AICPA Backs FASB Move to Improve Disclosures on Feeder Funds

The American Institute of CPAs is expressing support for a proposed accounting standards update that would require investment companies that act as “feeder funds” for other investment companies to provide better disclosures of those investments on their financial statements.

The issue of inadequate disclosures by feeder funds came to public attention after reports of Bernard Madoff’s multibillion-dollar Ponzi scheme emerged in the wake of the 2008 financial crisis. A number of outside funds had directed their investors’ money into Bernard L. Madoff Investment Securities without their knowledge and many investors lost a fortune. Many of the feeder funds were forced to agree to large settlements to compensate investors for the losses.

In the wake of the financial crisis, the Financial Accounting Standards Board was charged with improving disclosures by investment firms on a number of fronts. Last December, FASB issued an exposure draft of a proposed accounting standards update on “Financial Services—Investment Companies (Topic 946): Disclosures about Investments in Other Investment Companies.”

The AICPA’s Financial Reporting Executive Committee, also known as FinREC, submitted comments Monday on the exposure draft, expressing support for FASB’s effort to provide consistency and transparency through the alignment of disclosure and presentation requirements for investment companies regulated under the Investment Company Act of 1940 with those investment companies not regulated under the 1940 law. 

“The proposed ASU will require feeder funds (both regulated and non-regulated) to provide the master fund’s financial statements along with the feeder fund’s financial statements,” wrote FinREC chairman Jim Dolinar and AICPA Investment Companies Expert Panel chairman Brent Oswald in the comment letter. “It will also require all investment companies (regulated and non-regulated) to disclose each investment owned by an individual investee fund that exceeds five percent of the reporting investment company’s net assets at the reporting date.”

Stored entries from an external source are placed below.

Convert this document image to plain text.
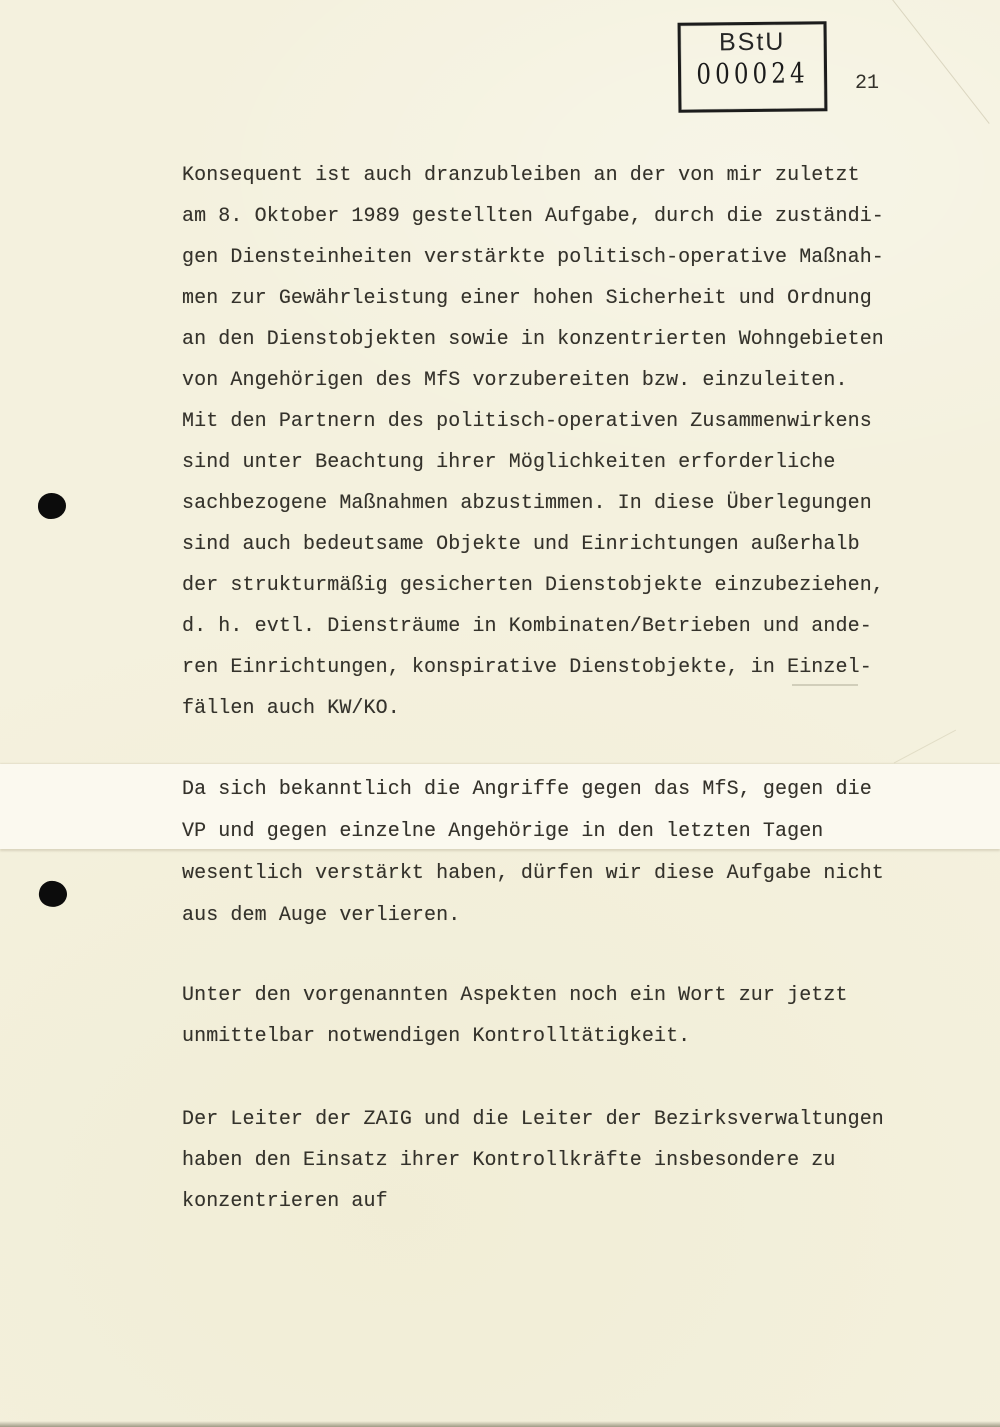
BStU
000024 21
Konsequent ist auch dranzubleiben an der von mir zuletzt
am 8. Oktober 1989 gestellten Aufgabe, durch die zuständi-
gen Diensteinheiten verstärkte politisch-operative Maßnah-
men zur Gewährleistung einer hohen Sicherheit und Ordnung
an den Dienstobjekten sowie in konzentrierten Wohngebieten
von Angehörigen des MfS vorzubereiten bzw. einzuleiten.
Mit den Partnern des politisch-operativen Zusammenwirkens
sind unter Beachtung ihrer Möglichkeiten erforderliche
sachbezogene Maßnahmen abzustimmen. In diese Überlegungen
sind auch bedeutsame Objekte und Einrichtungen außerhalb
der strukturmäßig gesicherten Dienstobjekte einzubeziehen,
d. h. evtl. Diensträume in Kombinaten/Betrieben und ande-
ren Einrichtungen, konspirative Dienstobjekte, in Einzel-
fällen auch KW/KO.
Da sich bekanntlich die Angriffe gegen das MfS, gegen die
VP und gegen einzelne Angehörige in den letzten Tagen
wesentlich verstärkt haben, dürfen wir diese Aufgabe nicht
aus dem Auge verlieren.
Unter den vorgenannten Aspekten noch ein Wort zur jetzt
unmittelbar notwendigen Kontrolltätigkeit.
Der Leiter der ZAIG und die Leiter der Bezirksverwaltungen
haben den Einsatz ihrer Kontrollkräfte insbesondere zu
konzentrieren auf
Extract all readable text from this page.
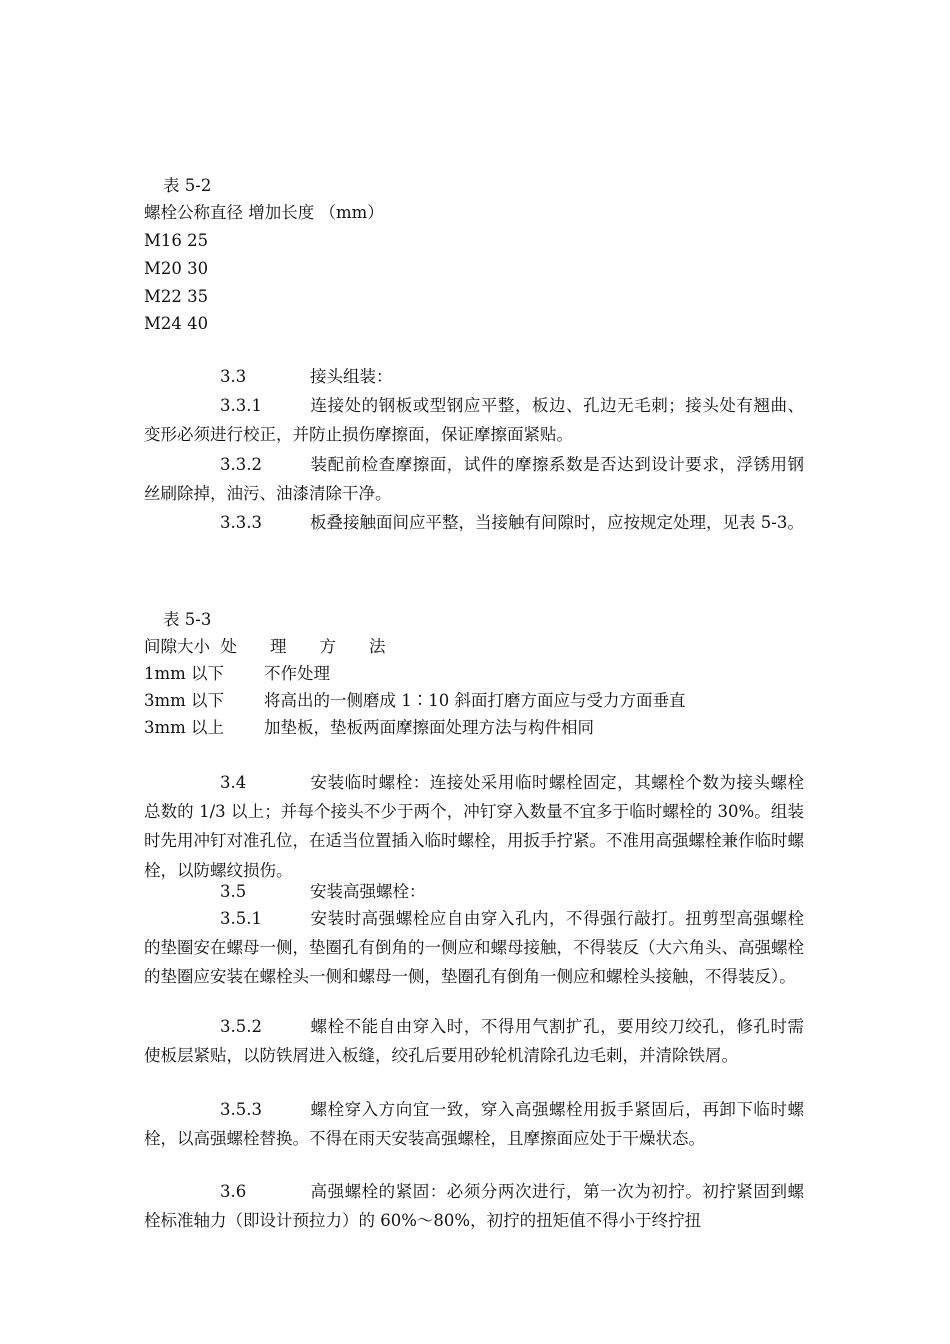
表 5-2
螺栓公称直径 增加长度 （mm）
M16 25
M20 30
M22 35
M24 40
3.3	接头组装：
3.3.1	连接处的钢板或型钢应平整，板边、孔边无毛刺；接头处有翘曲、变形必须进行校正，并防止损伤摩擦面，保证摩擦面紧贴。
3.3.2	装配前检查摩擦面，试件的摩擦系数是否达到设计要求，浮锈用钢丝刷除掉，油污、油漆清除干净。
3.3.3	板叠接触面间应平整，当接触有间隙时，应按规定处理，见表 5-3。
表 5-3
间隙大小 处　　理　　方　　法
1mm 以下 不作处理
3mm 以下 将高出的一侧磨成 1∶10 斜面打磨方面应与受力方面垂直
3mm 以上 加垫板，垫板两面摩擦面处理方法与构件相同
3.4	安装临时螺栓：连接处采用临时螺栓固定，其螺栓个数为接头螺栓总数的 1/3 以上；并每个接头不少于两个，冲钉穿入数量不宜多于临时螺栓的 30%。组装时先用冲钉对准孔位，在适当位置插入临时螺栓，用扳手拧紧。不准用高强螺栓兼作临时螺栓，以防螺纹损伤。
3.5	安装高强螺栓：
3.5.1	安装时高强螺栓应自由穿入孔内，不得强行敲打。扭剪型高强螺栓的垫圈安在螺母一侧，垫圈孔有倒角的一侧应和螺母接触，不得装反（大六角头、高强螺栓的垫圈应安装在螺栓头一侧和螺母一侧，垫圈孔有倒角一侧应和螺栓头接触，不得装反）。
3.5.2	螺栓不能自由穿入时，不得用气割扩孔，要用绞刀绞孔，修孔时需使板层紧贴，以防铁屑进入板缝，绞孔后要用砂轮机清除孔边毛刺，并清除铁屑。
3.5.3	螺栓穿入方向宜一致，穿入高强螺栓用扳手紧固后，再卸下临时螺栓，以高强螺栓替换。不得在雨天安装高强螺栓，且摩擦面应处于干燥状态。
3.6	高强螺栓的紧固：必须分两次进行，第一次为初拧。初拧紧固到螺栓标准轴力（即设计预拉力）的 60%～80%，初拧的扭矩值不得小于终拧扭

However, the AICPA also expressed some worries about the proposed changes. Dolinar and Oswald wrote that while FinREC supports FASB’s intent to align disclosure and presentation requirements for regulated and non-regulated investment companies, “we have some concerns regarding operability and auditability of the proposed disclosure and presentation requirements. We recommend that the FASB engage representatives of the AICPA (FinREC, Auditing Standards Board, and the Investment Companies Expert Panel) to discuss audit challenges relating to the proposed presentation requirement before finalizing this project. Additionally, we believe any investment company that invests substantially all of its assets in another investment company should either present the financial statements of the investee fund or provide information concerning the investments and operations of the investee fund.”